Harry Styles sat down with Howard Stern for his SiriusXM radio show and talked about everything you’d talk about while on The Howard Stern Show. Harry got into his ex Taylor Swift writing a song about him, how he bit some of his tongue off while high on shrooms, and his good friend Stevie Nicks. It seems Harry has as many secrets as he does nipples.
“I think it’s, like, flattering. Even if the song isn’t that flattering, you still spent time on it and ultimately, using Taylor as an example, she’s a great songwriter. So they’re good songs.”
Harry supposedly returned the favor by writing about her in his song Two Ghosts.
While Harry “definitely” wants to get married one day, he’s not on Raya like the rest of you desperate rich and famous people, which is probably why he’s single, which is maybe related to him getting robbed at knifepoint on Valentine’s Day:
“Yes, I was robbed on Valentine’s Day–that’s what you get for being single these days! I should have had other plans.”

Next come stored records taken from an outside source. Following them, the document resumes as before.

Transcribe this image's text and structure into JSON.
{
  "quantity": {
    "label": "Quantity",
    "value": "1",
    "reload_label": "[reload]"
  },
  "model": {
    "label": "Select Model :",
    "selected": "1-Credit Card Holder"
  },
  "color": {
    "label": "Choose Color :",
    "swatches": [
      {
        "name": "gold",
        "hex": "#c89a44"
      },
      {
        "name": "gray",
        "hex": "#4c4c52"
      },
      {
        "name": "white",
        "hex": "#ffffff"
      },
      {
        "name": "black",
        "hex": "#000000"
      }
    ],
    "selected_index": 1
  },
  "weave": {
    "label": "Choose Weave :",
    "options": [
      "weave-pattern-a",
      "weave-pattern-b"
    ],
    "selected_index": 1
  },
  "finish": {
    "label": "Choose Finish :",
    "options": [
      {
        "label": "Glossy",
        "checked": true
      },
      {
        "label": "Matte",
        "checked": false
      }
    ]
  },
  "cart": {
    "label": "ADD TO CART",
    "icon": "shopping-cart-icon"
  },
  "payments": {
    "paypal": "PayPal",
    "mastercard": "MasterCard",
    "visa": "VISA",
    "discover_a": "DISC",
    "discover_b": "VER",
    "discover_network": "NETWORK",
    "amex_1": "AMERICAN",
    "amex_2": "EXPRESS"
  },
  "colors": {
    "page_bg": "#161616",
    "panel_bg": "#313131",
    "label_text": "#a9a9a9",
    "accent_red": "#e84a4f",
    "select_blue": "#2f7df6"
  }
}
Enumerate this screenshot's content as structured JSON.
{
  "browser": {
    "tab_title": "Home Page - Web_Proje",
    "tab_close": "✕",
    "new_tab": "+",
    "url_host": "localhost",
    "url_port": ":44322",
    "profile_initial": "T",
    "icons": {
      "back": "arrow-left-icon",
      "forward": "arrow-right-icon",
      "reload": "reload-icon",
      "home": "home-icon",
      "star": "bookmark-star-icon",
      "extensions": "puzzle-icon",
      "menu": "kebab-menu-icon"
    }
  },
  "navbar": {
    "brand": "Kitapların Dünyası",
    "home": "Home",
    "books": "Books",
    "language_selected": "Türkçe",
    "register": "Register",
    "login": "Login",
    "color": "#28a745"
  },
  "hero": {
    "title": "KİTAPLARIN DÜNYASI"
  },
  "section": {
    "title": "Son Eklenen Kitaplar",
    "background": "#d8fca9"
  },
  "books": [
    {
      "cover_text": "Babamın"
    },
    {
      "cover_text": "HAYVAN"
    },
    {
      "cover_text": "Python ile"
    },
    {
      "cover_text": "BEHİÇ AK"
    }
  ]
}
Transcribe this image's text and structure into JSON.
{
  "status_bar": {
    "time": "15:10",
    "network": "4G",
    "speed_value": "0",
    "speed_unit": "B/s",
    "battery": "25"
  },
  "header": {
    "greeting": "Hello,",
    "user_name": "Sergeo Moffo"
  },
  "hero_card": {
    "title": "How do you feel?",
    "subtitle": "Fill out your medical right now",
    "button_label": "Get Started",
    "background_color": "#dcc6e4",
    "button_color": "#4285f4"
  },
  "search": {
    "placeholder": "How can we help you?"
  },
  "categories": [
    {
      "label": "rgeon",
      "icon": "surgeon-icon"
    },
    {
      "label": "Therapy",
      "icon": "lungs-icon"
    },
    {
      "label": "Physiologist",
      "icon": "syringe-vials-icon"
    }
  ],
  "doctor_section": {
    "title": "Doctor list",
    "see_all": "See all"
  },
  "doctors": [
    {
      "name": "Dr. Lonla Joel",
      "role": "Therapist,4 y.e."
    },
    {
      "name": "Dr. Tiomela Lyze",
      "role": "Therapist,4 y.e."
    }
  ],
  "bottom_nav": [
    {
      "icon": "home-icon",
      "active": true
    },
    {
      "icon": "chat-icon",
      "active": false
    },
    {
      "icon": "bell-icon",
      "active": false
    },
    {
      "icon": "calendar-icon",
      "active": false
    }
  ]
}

He says he was heading home from a friend’s place when a group of men approached him about buying weed, and then tried to get Harry to unlock his phone. Harry was not about to let some trash thieves leak pictures of his many nipples on the internet, so he ran for his life!

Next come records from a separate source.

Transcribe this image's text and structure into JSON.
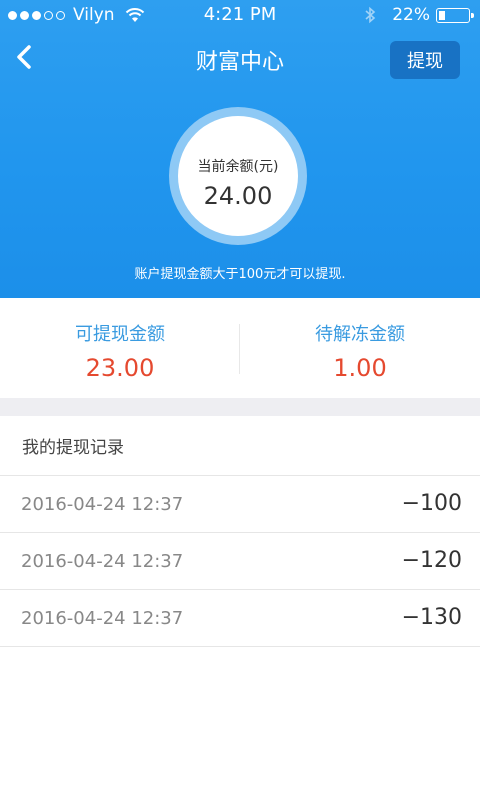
{
  "status_bar": {
    "carrier": "Vilyn",
    "time": "4:21 PM",
    "battery_text": "22%",
    "battery_level": 0.22
  },
  "nav": {
    "title": "财富中心",
    "withdraw_label": "提现"
  },
  "balance": {
    "label": "当前余额(元)",
    "value": "24.00"
  },
  "hint": "账户提现金额大于100元才可以提现.",
  "stats": {
    "withdrawable_label": "可提现金额",
    "withdrawable_value": "23.00",
    "frozen_label": "待解冻金额",
    "frozen_value": "1.00"
  },
  "records": {
    "title": "我的提现记录",
    "items": [
      {
        "date": "2016-04-24 12:37",
        "amount": "−100"
      },
      {
        "date": "2016-04-24 12:37",
        "amount": "−120"
      },
      {
        "date": "2016-04-24 12:37",
        "amount": "−130"
      }
    ]
  },
  "colors": {
    "header_blue": "#2196ee",
    "button_blue": "#1872c4",
    "stat_label_blue": "#3a9be0",
    "stat_value_red": "#e5492f"
  }
}
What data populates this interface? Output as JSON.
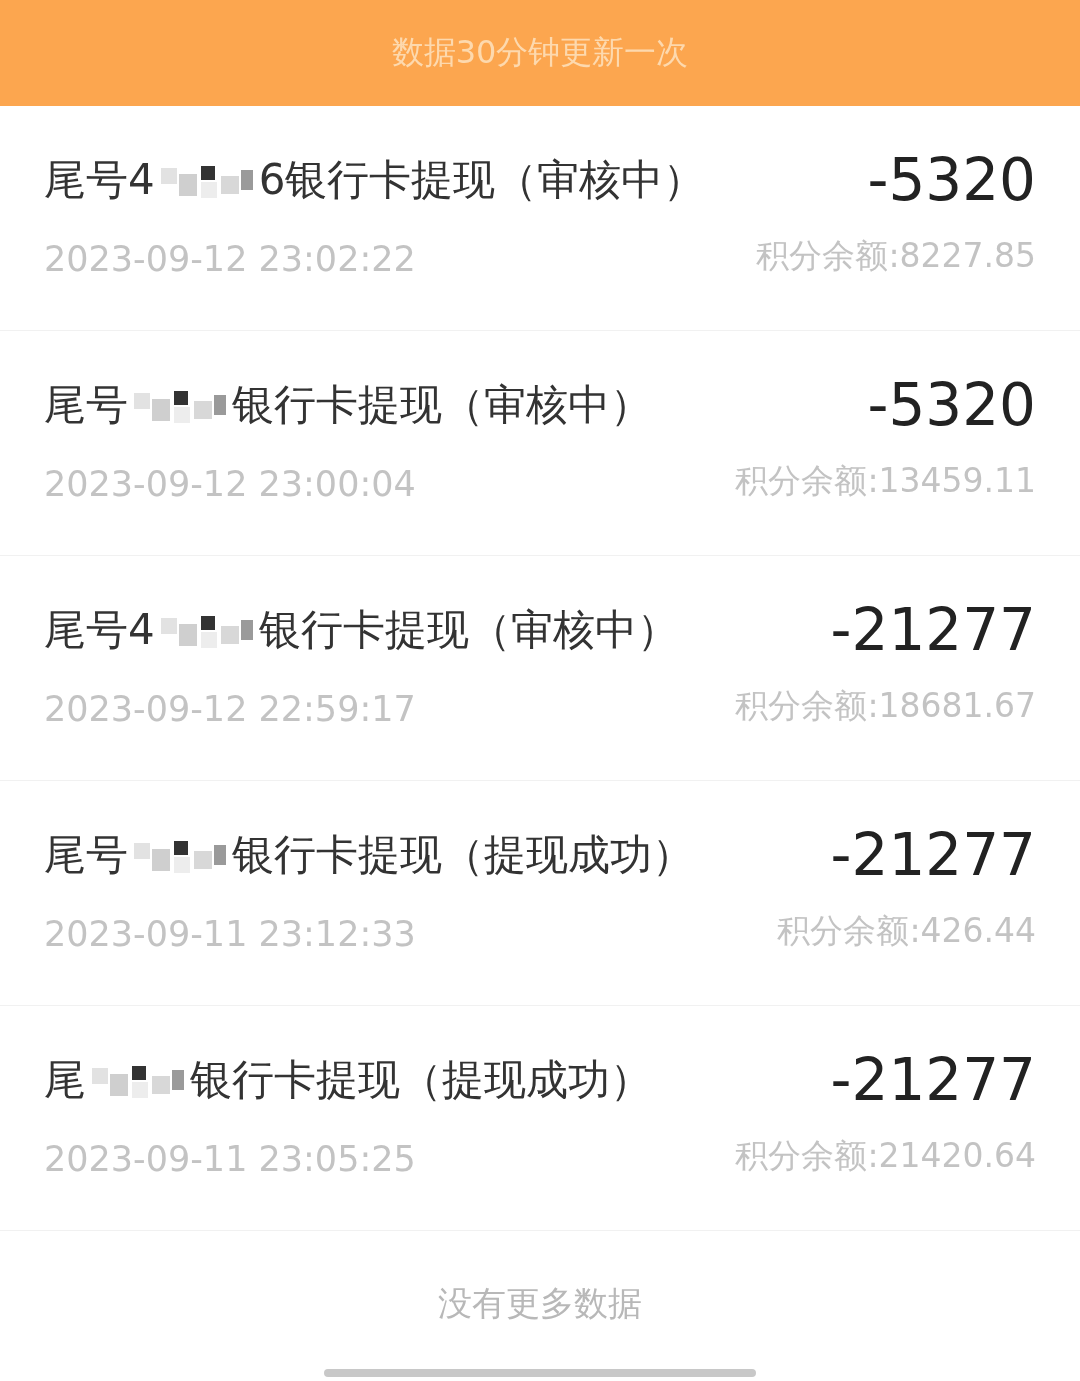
{
  "banner": {
    "text": "数据30分钟更新一次"
  },
  "records": [
    {
      "title_prefix": "尾号4",
      "title_suffix": "6银行卡提现（审核中）",
      "amount": "-5320",
      "time": "2023-09-12 23:02:22",
      "balance": "积分余额:8227.85"
    },
    {
      "title_prefix": "尾号",
      "title_suffix": "银行卡提现（审核中）",
      "amount": "-5320",
      "time": "2023-09-12 23:00:04",
      "balance": "积分余额:13459.11"
    },
    {
      "title_prefix": "尾号4",
      "title_suffix": "银行卡提现（审核中）",
      "amount": "-21277",
      "time": "2023-09-12 22:59:17",
      "balance": "积分余额:18681.67"
    },
    {
      "title_prefix": "尾号",
      "title_suffix": "银行卡提现（提现成功）",
      "amount": "-21277",
      "time": "2023-09-11 23:12:33",
      "balance": "积分余额:426.44"
    },
    {
      "title_prefix": "尾",
      "title_suffix": "银行卡提现（提现成功）",
      "amount": "-21277",
      "time": "2023-09-11 23:05:25",
      "balance": "积分余额:21420.64"
    }
  ],
  "footer": {
    "text": "没有更多数据"
  }
}
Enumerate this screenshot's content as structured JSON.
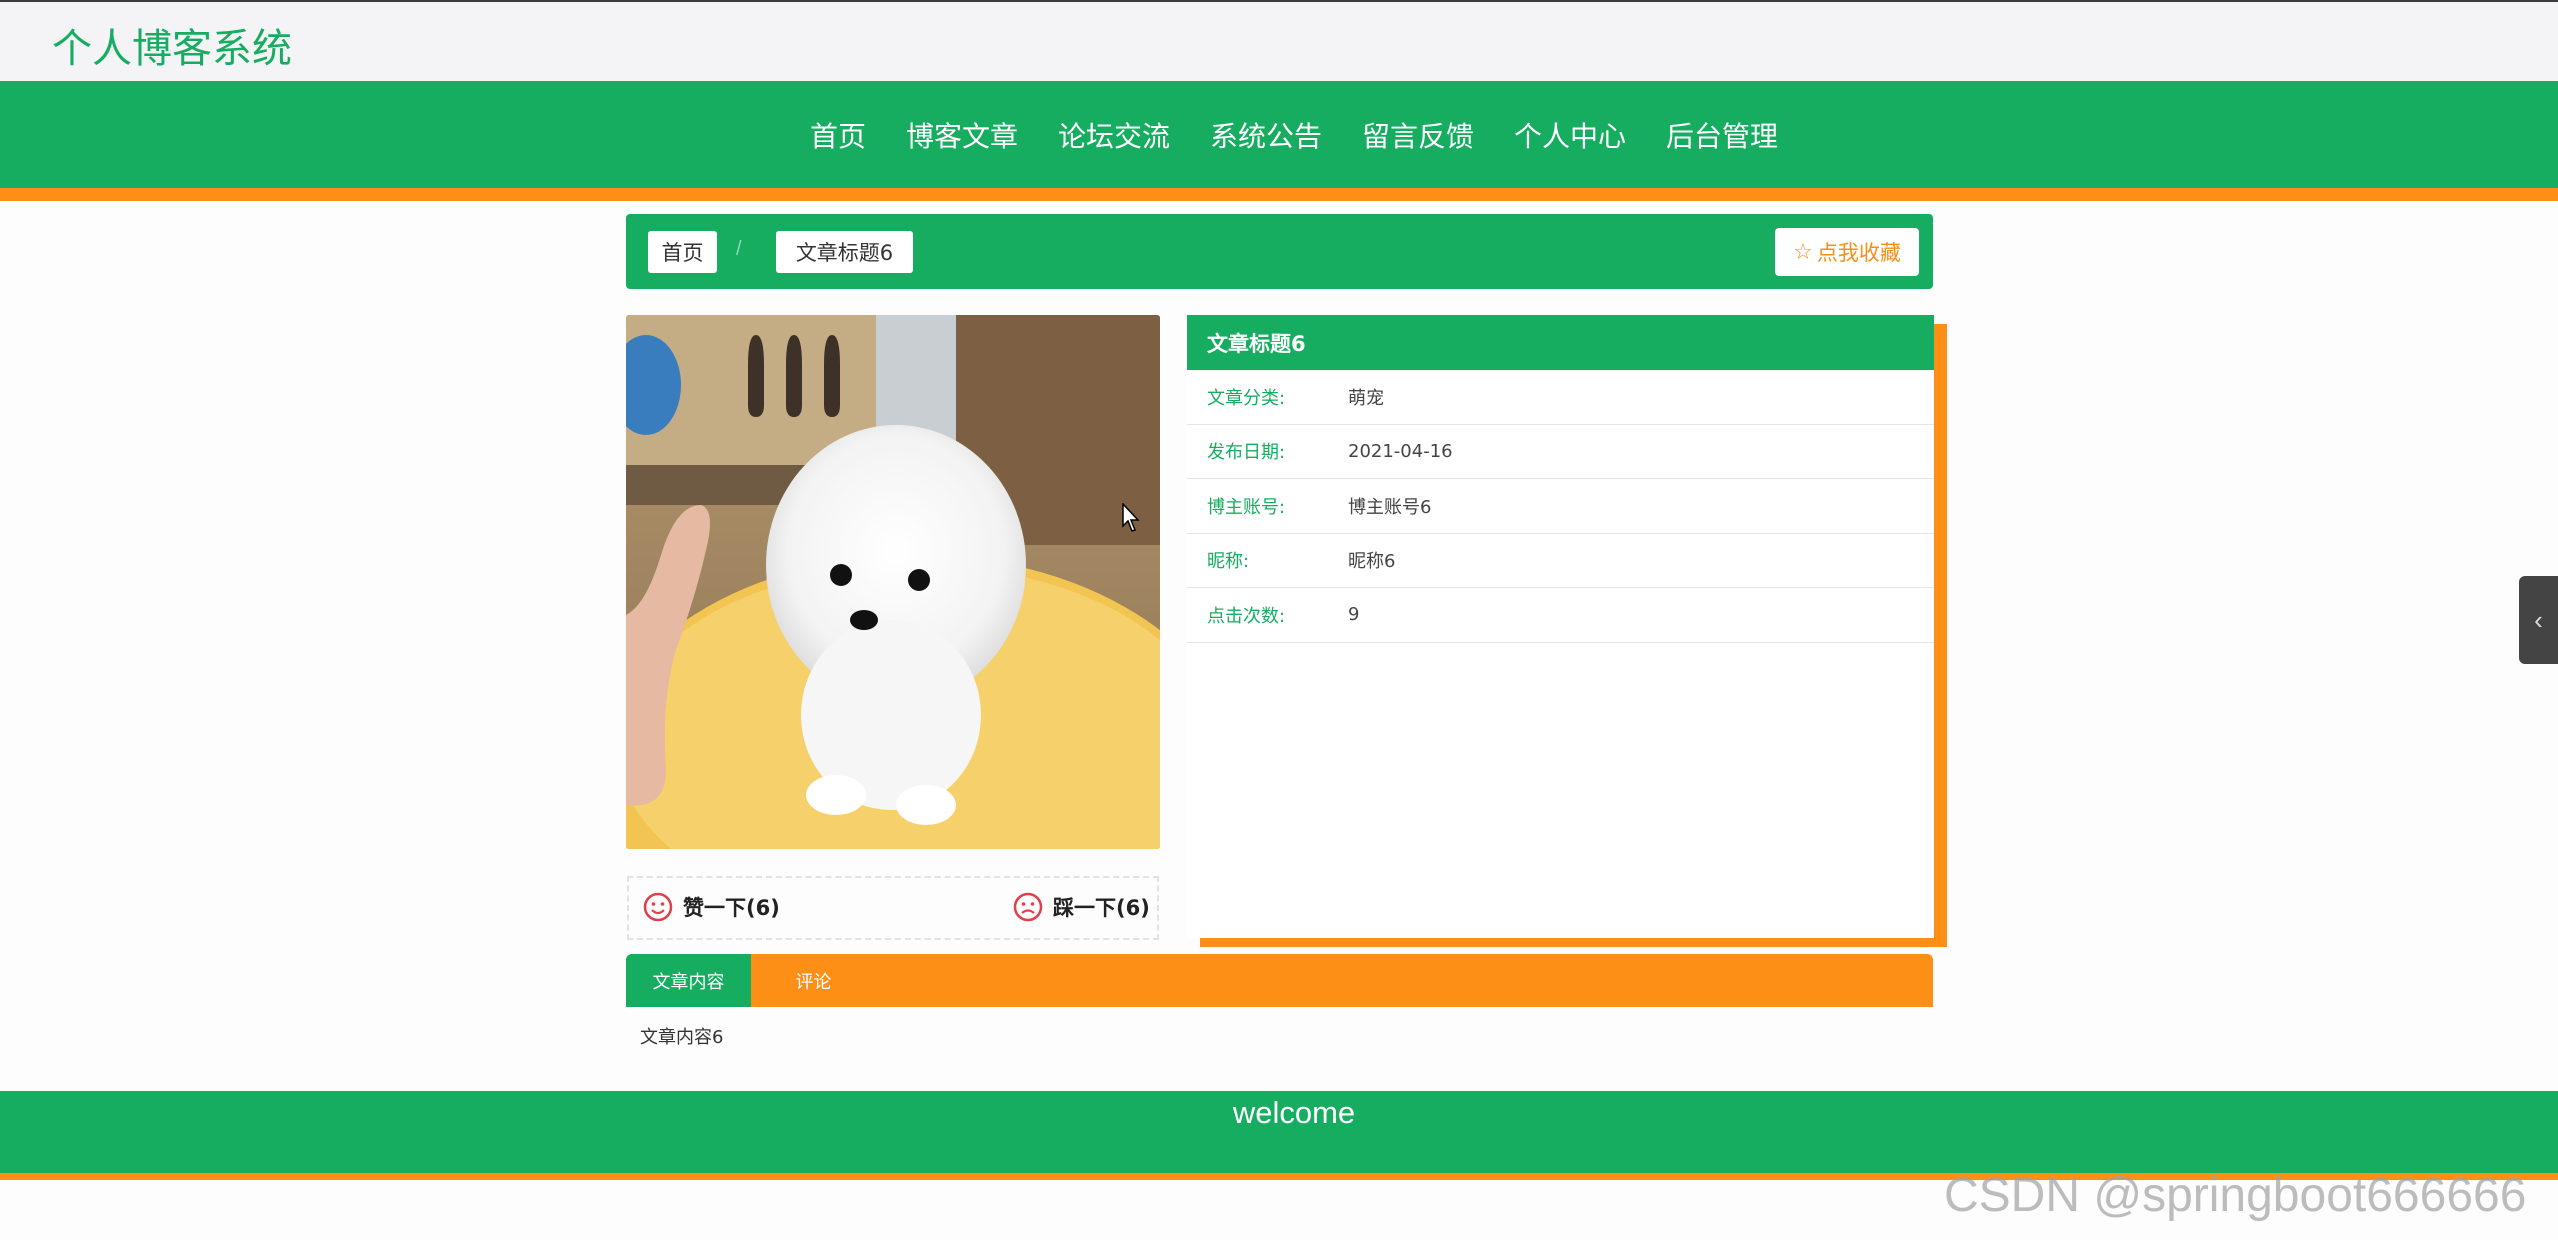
{
  "site": {
    "title": "个人博客系统"
  },
  "nav": {
    "items": [
      "首页",
      "博客文章",
      "论坛交流",
      "系统公告",
      "留言反馈",
      "个人中心",
      "后台管理"
    ]
  },
  "breadcrumb": {
    "home": "首页",
    "separator": "/",
    "current": "文章标题6"
  },
  "favorite_button": {
    "icon": "star-outline-icon",
    "label": "点我收藏"
  },
  "article": {
    "title": "文章标题6",
    "fields": [
      {
        "label": "文章分类:",
        "value": "萌宠"
      },
      {
        "label": "发布日期:",
        "value": "2021-04-16"
      },
      {
        "label": "博主账号:",
        "value": "博主账号6"
      },
      {
        "label": "昵称:",
        "value": "昵称6"
      },
      {
        "label": "点击次数:",
        "value": "9"
      }
    ],
    "image_subject": "white-pomeranian-puppy-photo",
    "content": "文章内容6"
  },
  "votes": {
    "like": {
      "icon": "smile-face-icon",
      "label": "赞一下(6)"
    },
    "dislike": {
      "icon": "frown-face-icon",
      "label": "踩一下(6)"
    }
  },
  "tabs": {
    "content": "文章内容",
    "comment": "评论"
  },
  "footer": {
    "text": "welcome"
  },
  "side_toggle": {
    "icon": "chevron-left-icon",
    "glyph": "‹"
  },
  "watermark": "CSDN @springboot666666",
  "colors": {
    "primary": "#16ad61",
    "accent": "#fd8f17",
    "vote_icon": "#e0404a"
  }
}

“I’m walking up the street, and I keep turning around and the guys crossed the road,” he said. “And I’m like, “That’s weird.” I hear shuffling of feet trying to catch up to me, so I crossed the street and then they crossed the street, and I’m like, “Oh fuck sake.” Then I crossed the street again, and they crossed the street again. And I’m like, “Oh for fuck sake, I think I’m about to get robbed.” So the guy’s like, “Hey, can we talk to you for a minute?” And there’s nobody around, so I’m like, “Sure.” And he’s like, “Do you smoke weed?” And I said, “No.” And he goes, “Do you want some weed?” And I thought, “No.”: And then he was like, “What have you got on you?””
That’s when Styles said the group gathered around him and tried to get him to unlock his phone and give it to them.

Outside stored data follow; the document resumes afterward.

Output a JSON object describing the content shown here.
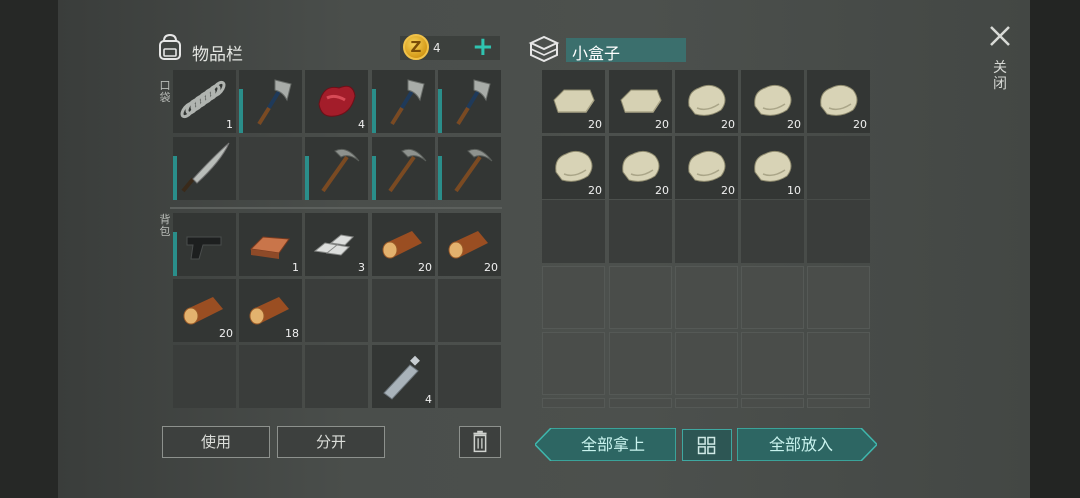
{
  "inventory": {
    "title": "物品栏",
    "coins": "4",
    "pocket_label": "口袋",
    "backpack_label": "背包",
    "pocket_slots": [
      {
        "item": "spring-coil",
        "count": "1"
      },
      {
        "item": "hatchet",
        "count": ""
      },
      {
        "item": "raw-meat",
        "count": "4"
      },
      {
        "item": "hatchet",
        "count": ""
      },
      {
        "item": "hatchet",
        "count": ""
      },
      {
        "item": "machete",
        "count": ""
      },
      {
        "item": "empty",
        "count": ""
      },
      {
        "item": "pickaxe",
        "count": ""
      },
      {
        "item": "pickaxe",
        "count": ""
      },
      {
        "item": "pickaxe",
        "count": ""
      }
    ],
    "backpack_slots": [
      {
        "item": "pistol",
        "count": ""
      },
      {
        "item": "copper-ingot",
        "count": "1"
      },
      {
        "item": "iron-ingots",
        "count": "3"
      },
      {
        "item": "log",
        "count": "20"
      },
      {
        "item": "log",
        "count": "20"
      },
      {
        "item": "log",
        "count": "20"
      },
      {
        "item": "log",
        "count": "18"
      },
      {
        "item": "empty",
        "count": ""
      },
      {
        "item": "empty",
        "count": ""
      },
      {
        "item": "empty",
        "count": ""
      },
      {
        "item": "empty",
        "count": ""
      },
      {
        "item": "empty",
        "count": ""
      },
      {
        "item": "empty",
        "count": ""
      },
      {
        "item": "water-bottle",
        "count": "4"
      },
      {
        "item": "empty",
        "count": ""
      }
    ]
  },
  "container": {
    "title": "小盒子",
    "slots": [
      {
        "item": "stone-block",
        "count": "20"
      },
      {
        "item": "stone-block",
        "count": "20"
      },
      {
        "item": "stone",
        "count": "20"
      },
      {
        "item": "stone",
        "count": "20"
      },
      {
        "item": "stone",
        "count": "20"
      },
      {
        "item": "stone",
        "count": "20"
      },
      {
        "item": "stone",
        "count": "20"
      },
      {
        "item": "stone",
        "count": "20"
      },
      {
        "item": "stone",
        "count": "10"
      }
    ]
  },
  "buttons": {
    "use": "使用",
    "split": "分开",
    "take_all": "全部拿上",
    "put_all": "全部放入",
    "close": "关闭"
  },
  "colors": {
    "accent_teal": "#2fc3b0",
    "durability_bar": "#2a8e8a"
  }
}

“I thought about throwing it in the pond to just be like, “Neither of us have it.” Then I thought, “I don’t want to piss them off,”” he said. “There were, like, two cars coming, and I just felt an opportunity and I just sprinted and ran. I ran into the road and I tried to stop a car… [Then I] turned and ran toward the village where I live… I guess because they had some cash and stuff they ended up just turning around.”
He also did mushrooms while recording his newest album Fine Line which led to him jumping out a window and biting his tongue off. Harry has told this tale before but he brought it out again for Howard.
“I was high, so I jumped out the window and I hit my chin on my knee and I bit the end of my tongue off.”
And finally, Harry got into the witchy life of his friend, witch queen Stevie Nicks.
“They’re so used to living nocturnally–you know, they wake up really late and then they kind of live through the night ‘cause they’re, you know, witches. So it’s getting to like 3 a.m. playing the album, I’m like, “I’m kinda tired” and they’re, like, right in their prime. They’re really like, “Oh this is like daytime for us.”“
So while other ex-boy band members are busy being basic and dating supermodels, Harry is dodging knife-wielding thieves and convening with witch queens. Sure Zayn Malik is a Respectful King, but Harry is a Robber-Thwarting Witch Prince!